"Wir sind ganz entschieden dagegen", sagte Honkanen-Schoberth den Lübecker Nachrichten. "Wir finden das auch juristisch höchst bedenklich, wenn Kinder zu verdeckten Ermittlern gemacht werden sollen, die andere dann zu einer Straftat anstiften sollen. Sie als Lockvögel zu missbrauchen, das ist nicht mit der Würde des Kindes vereinbar."
Der Hintergrund ihrer Kritik: Gestern war bekannt geworden, dass die Bundesregierung am kommenden Mittwoch ein Gesetz verabschieden will, das Kinder als Testkäufer für Alkohol, Zigaretten und Gewaltvideos eingesetzt werden können, um Verstöße gegen den Jugendschutz besser ermitteln und bestrafen zu können. "Wir werden alle Eltern auffordern, nicht mitzumachen und ihre Kinder nicht als verdeckte Ermittler zur Verfügung zu stellen. Der Zweck heiligt nicht die Mittel", sagte Honkanen-Schoberth den LN.
Mehr zum Thema am Sonnabend in den Lübecker Nachrichten und bei LN Online.
Klaus-Peter Rahmlow schrieb am 12.10.2007 23:05:
Es ist unfassbar,auf welche idiotischen Ideen die Politiker neuerdings in diesem Land kommen.Ich bin als Elternteil strikt dagegen
Patrick Tiedchen schrieb am 13.10.2007 15:37:
Diese Maßnahme ist aber extremst Sinnvoll, da ausschliesslich nur so effektiv der Jugendschutz überwacht werden kann. Dann gäbs auch nicht mehr diese Killerspieldiskussion, da sich auch Geschäfte dann strikt an die Jugendschutzrichtlinien halten müssen.
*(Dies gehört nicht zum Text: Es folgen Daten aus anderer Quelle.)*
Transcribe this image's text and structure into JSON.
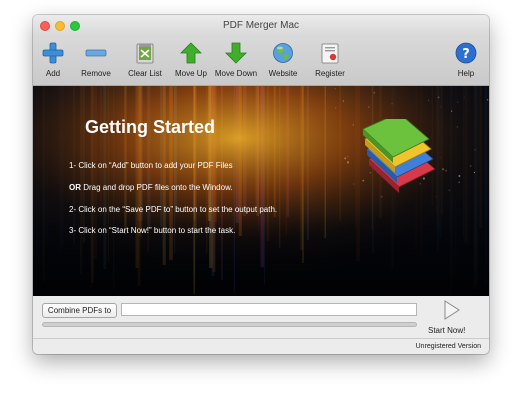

Walter Rossmann schrieb am 13.10.2007 21:50:
Das ist ja eine Unverschähmtheit, dass sich eine Familienministerin sich Kinder als Spitzel gegen Alk und Zig
bedienen will, ist das der neue Stasi Staat,ausserdem kommts
ja auch drauf an ob eine Flasche Bier,oder ein ganzer Kasten
schade dass die nächste Wahl erst 2009 ist,da sollte sich die Regierung warm anziehen.
Heiko schrieb am 15.10.2007 13:46:
Ich wundere mich doch sehr, warum das so auf Kritik stößt. Wie genau soll man denn die Händler sonst überführen? Ich hätte nichts dagegen wenn mein Kind so ein Killerspiel oder Alkohol und Zigaretten im Auftrag und unter Beobachtung der Polizei kauft und so mithilft, andere Kinder vor einem skrupellosem Händler zu schützen.